Moreover, using the CROM device, Audette et al. [
25] evaluated the test-retest reliability of the range of motion values between two testing days using ICC(3,3). In that study, flexion resulted in the lowest ICC value (ICC = 0.89, 95% CI: 0.73–0.96), and extension resulted in the highest ICC value (ICC = 0.98, 95% CI: 0.95–0.99). Stenneberg et al. [
26] calculated inter-rater reliability using ICC(2,1) for two raters conducting the test on symptomatic patients using a smartphone application and a Polhemus Liberty. The study reported flexion/extension to have the lowest reliability (ICC = 0.90, 95% CI: 0.78–0.95) and rotation to have the highest reliability (ICC = 0.96, 95% CI: 0.90–0.98). Reliability measures have also been calculated for the OSI CA 6000 spine motion analyzer, as shown in the study by Petersen et al. [
27]. This study evaluated the reliability of the cervical motion measurements of healthy and symptomatic participants. ICC(2,1) was used for intra-rater measures for both subject groups and ICC(2,k) was used for inter-rater measures for healthy subjects. In healthy subjects, the lowest inter-rater reliability measure was reported for extension (ICC = 0.88), and the highest inter-rater reliability measure was reported for right rotation (ICC = 0.94). The lowest intra-rater reliability measure for healthy subjects was seen in flexion (ICC = 0.78), whereas the highest intra-rater reliability for healthy subjects was seen in left-side bend and right rotation (ICC = 0.94). Finally, the lowest and highest intra-rater ICC values for symptomatic participants were seen in flexion (ICC = 0.68) and left-side bend (ICC = 0.96), respectively.

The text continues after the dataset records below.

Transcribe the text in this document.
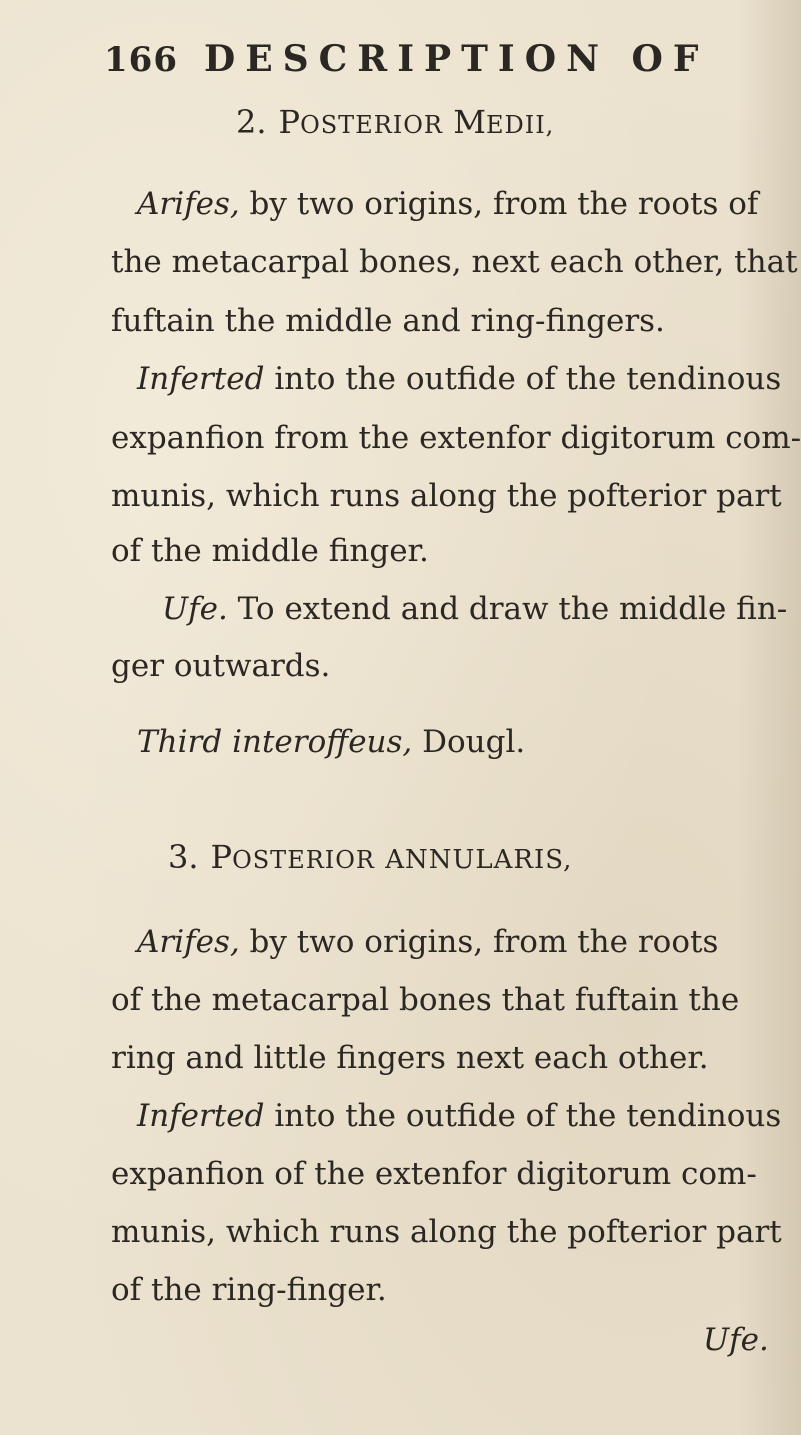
166 DESCRIPTION OF
2. POSTERIOR MEDII,
Arifes, by two origins, from the roots of
the metacarpal bones, next each other, that
fuftain the middle and ring-fingers.
Inferted into the outfide of the tendinous
expanfion from the extenfor digitorum com-
munis, which runs along the pofterior part
of the middle finger.
Ufe. To extend and draw the middle fin-
ger outwards.
Third interoffeus, Dougl.
3. POSTERIOR ANNULARIS,
Arifes, by two origins, from the roots
of the metacarpal bones that fuftain the
ring and little fingers next each other.
Inferted into the outfide of the tendinous
expanfion of the extenfor digitorum com-
munis, which runs along the pofterior part
of the ring-finger.
Ufe.
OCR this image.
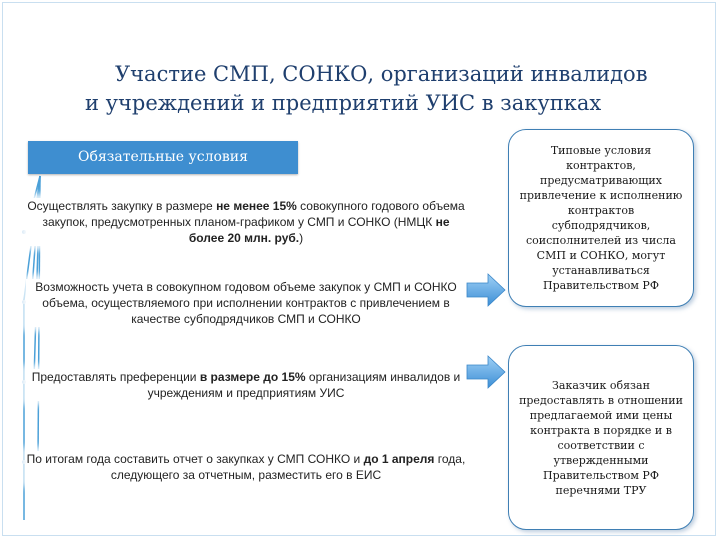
Участие СМП, СОНКО, организаций инвалидов
и учреждений и предприятий УИС в закупках
Обязательные условия
Осуществлять закупку в размере не менее 15% совокупного годового объема закупок, предусмотренных планом-графиком у СМП и СОНКО (НМЦК не более 20 млн. руб.)
Возможность учета в совокупном годовом объеме закупок у СМП и СОНКО объема, осуществляемого при исполнении контрактов с привлечением в качестве субподрядчиков СМП и СОНКО
Предоставлять преференции в размере до 15% организациям инвалидов и учреждениям и предприятиям УИС
По итогам года составить отчет о закупках у СМП СОНКО и до 1 апреля года, следующего за отчетным, разместить его в ЕИС
Типовые условия контрактов, предусматривающих привлечение к исполнению контрактов субподрядчиков, соисполнителей из числа СМП и СОНКО, могут устанавливаться Правительством РФ
Заказчик обязан предоставлять в отношении предлагаемой ими цены контракта в порядке и в соответствии с утвержденными Правительством РФ перечнями ТРУ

In general, our ICC values indicated that intra-rater reliability is better than inter-rater reliability. This suggests that there was somewhat more agreement between testing days (time points) than there was between raters. Additionally, rather than the raters or testing procedure, the participants’ daily variations may potentially be the cause of the measures’ variability. Given that the subjects did not experience any appreciable changes in stiffness or discomfort, it is plausible that uncontrollable additional factors such as sleep, any physical activity prior to participating in the study, nutrition, or psychological and social changes influenced the subject’s ability to move. It is also likely that the learning effect occurred in between sessions as a deeper analysis did indicate that the first test day’s intra- and inter-rater agreement of metrics was worse than the same metrics on the following test days.
There were a number of key points that can be considered limitations of this study. As previously noted, various external factors, such as recent intense athletic activities and psychological issues, which may have affected motion evaluations were not measured. Because motion evaluations given on the same day would probably not exhibit significant differences in these parameters, some of them may be eliminated or reduced by the study design and reliability computations. Furthermore, it was anticipated that repetition of the movements would make participants more familiar with the protocols. The other limitation of this study included only asymptomatic subjects, which hindered the expansion of the results of this study to subjects experiencing neck pain. Another possible drawback was that additional, complicated features besides the conventional kinematic measurements that may serve as reliable metrics were not investigated in the analysis of the motion signals.
Despite all of the limiting variables, there was relative consistency between and among raters, as shown by the results of good to excellent ICC values for measures with intra-rater reliability and moderate to excellent values for measures with inter-rater reliability.